Airports Offering Assistance, Too
The use of animals to relieve emotional distress and calm travel jitters is widespread, and even some airports provide these services. San Francisco International Airport has a program called the Wag Brigade that consists of 22 dogs and one unlikely addition: a good-natured pig named LiLou who parades around with red-painted toenails and steals the hearts of people passing through. All of them are therapy animals trained through the San Francisco Society for the Prevention of Cruelty to Animals and certified through SPCA’s Animal Assistsed Therapy Program.
“When we first launched the program, it was to ease stress,” says Jennifer Kazarian, manager of the Wag Brigade program. “But we have since found it was a way to connect with passengers.”
But taking animals on airplanes is a different story for many. Some in-flight disturbances have created controversy about emotional support animals in general. In July, a flight attendant was bitten on his hand by an emotional support dog during a Dallas-to-Greensboro, NC, flight and needed five stitches. Two passengers and their emotional support French bulldogs were told to leave a Norwegian Air flight from London to Austin, TX, in October when the dogs started showing signs of distress in the cabin.
Experts Question Benefits
Critics are skeptical of whether emotional support animals really serve a purpose, and are wary of people who may be abusing the system. Certain online services will provide a letter to document the need for a small fee, says Hal Herzog, PhD, an emeritus professor of psychology at Western Carolina University.
“The problems with emotional support animals come from a variety of areas, including the fraud issue,” he says.
It is also important to know the difference between an emotional support animal and a service animal, he says. A service animal falls under the Americans with Disabilities Act and is trained to help a person do tasks that would otherwise be difficult because of a physical, mental, or intellectual disability. Emotional support animals, on the other hand, do not have to get special training.
Herzog says there is a lack of scientific evidence backing the need for emotional support animals, and there is doubt about whether there is any psychological benefit.

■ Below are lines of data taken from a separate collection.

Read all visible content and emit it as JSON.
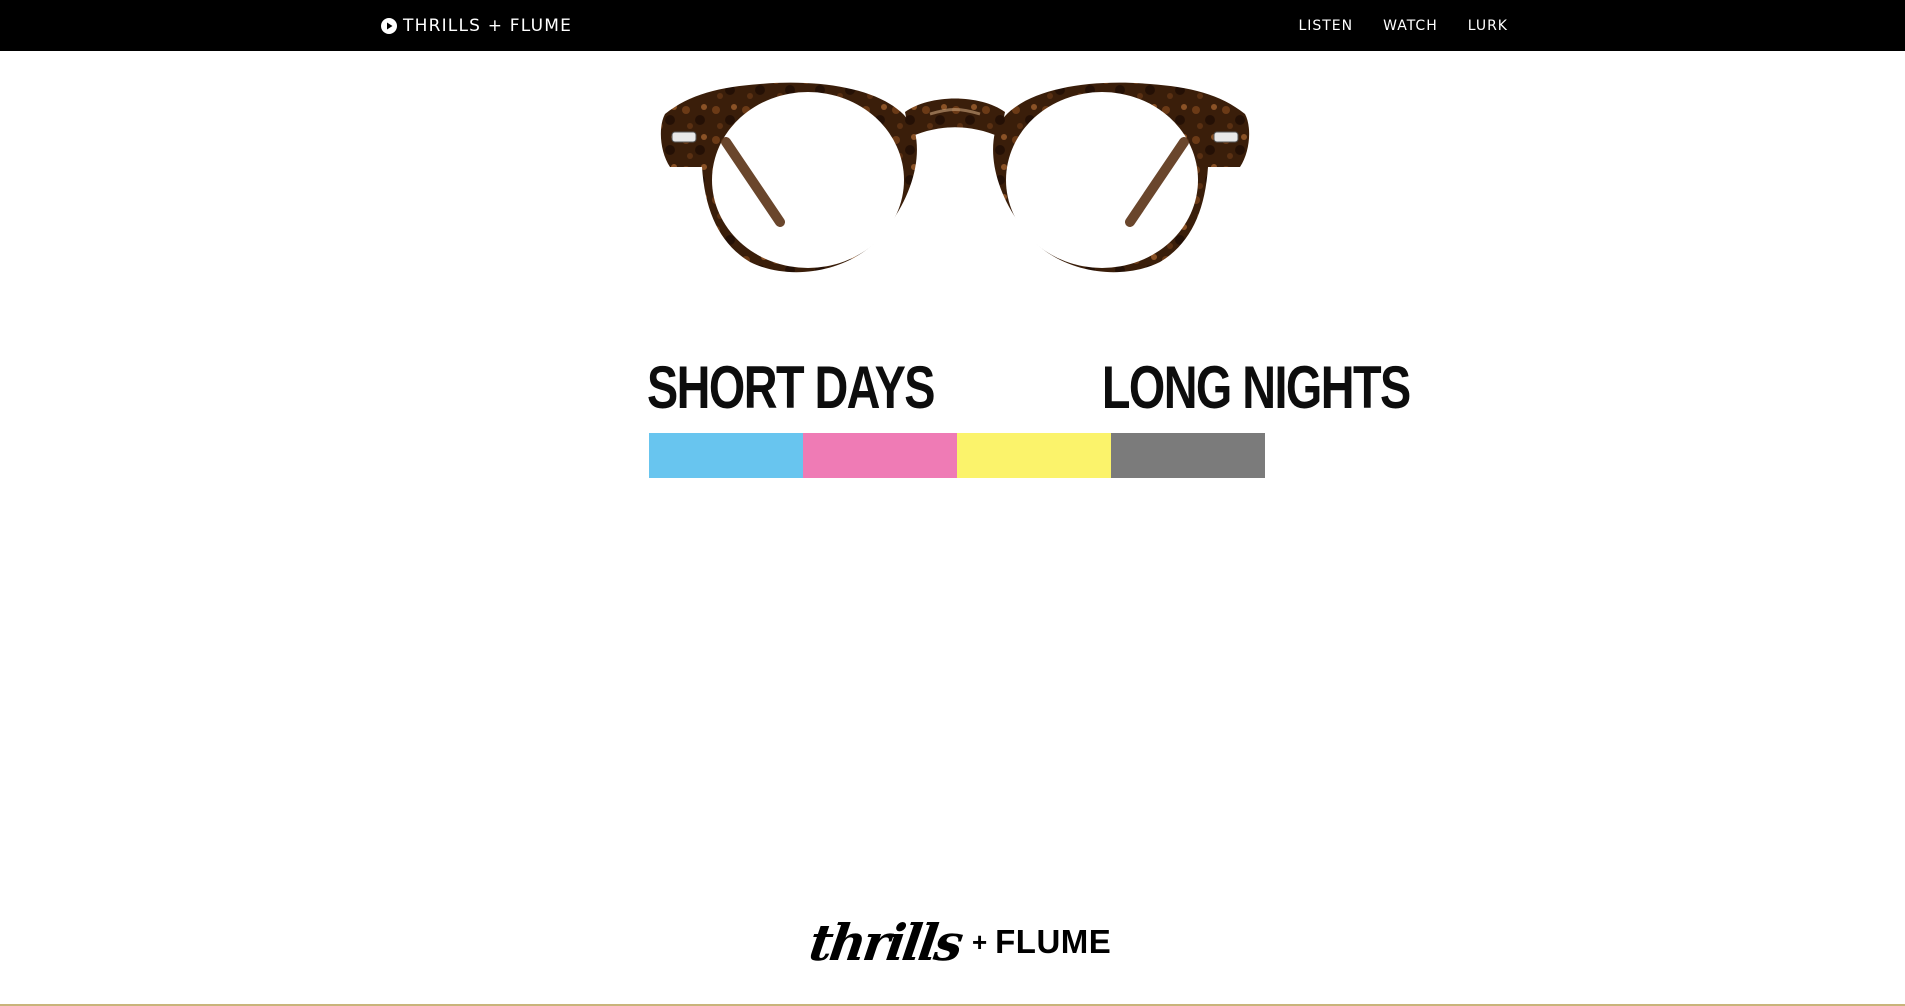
{
  "header": {
    "brand": "THRILLS + FLUME",
    "brand_icon": "play-circle-icon",
    "nav": [
      {
        "label": "LISTEN"
      },
      {
        "label": "WATCH"
      },
      {
        "label": "LURK"
      }
    ]
  },
  "hero": {
    "image": "tortoiseshell-eyeglasses",
    "headline_left": "SHORT DAYS",
    "headline_right": "LONG NIGHTS",
    "color_swatches": [
      "#68c5ef",
      "#ef7bb5",
      "#fbf36b",
      "#7b7b7b"
    ]
  },
  "footer": {
    "logo_script": "thrills",
    "logo_plus": "+",
    "logo_word": "FLUME"
  },
  "colors": {
    "navbar_bg": "#000000",
    "navbar_text": "#ffffff",
    "background": "#ffffff",
    "frame_dark": "#2a1608",
    "frame_mid": "#5a3216",
    "bottom_rule": "#c8b47a"
  }
}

But he does say it is a difficult area to study.
“The degree to which they alleviate anxieties associated with travel is unclear,” Herzog says. “At the very least, emotional support animals on planes should be restricted to dogs,” because they are trainable, people-friendly, and are comfortable around humans.
A Turkey Named Easter
Despite the skepticism, many people have unlikely emotional support animals. Jodie Smalley of Corvallis, OR, flew with an emotional support turkey named Easter after her husband died of esophageal cancer in 2015. Unfortunately, she had to put Easter to sleep in 2017 due to heart problems.
Smalley wants to spread the word that preconceived notions of many emotional support animals are often misguided. Her turkey’s calm demeanor helped soothe her, she says.
“People think about turkeys and imagine noisy gobbles, but Easter sat in my lap very quietly,” Smalley says. “She brought a lot of happiness to people. And she kept me from going down a dark hole.”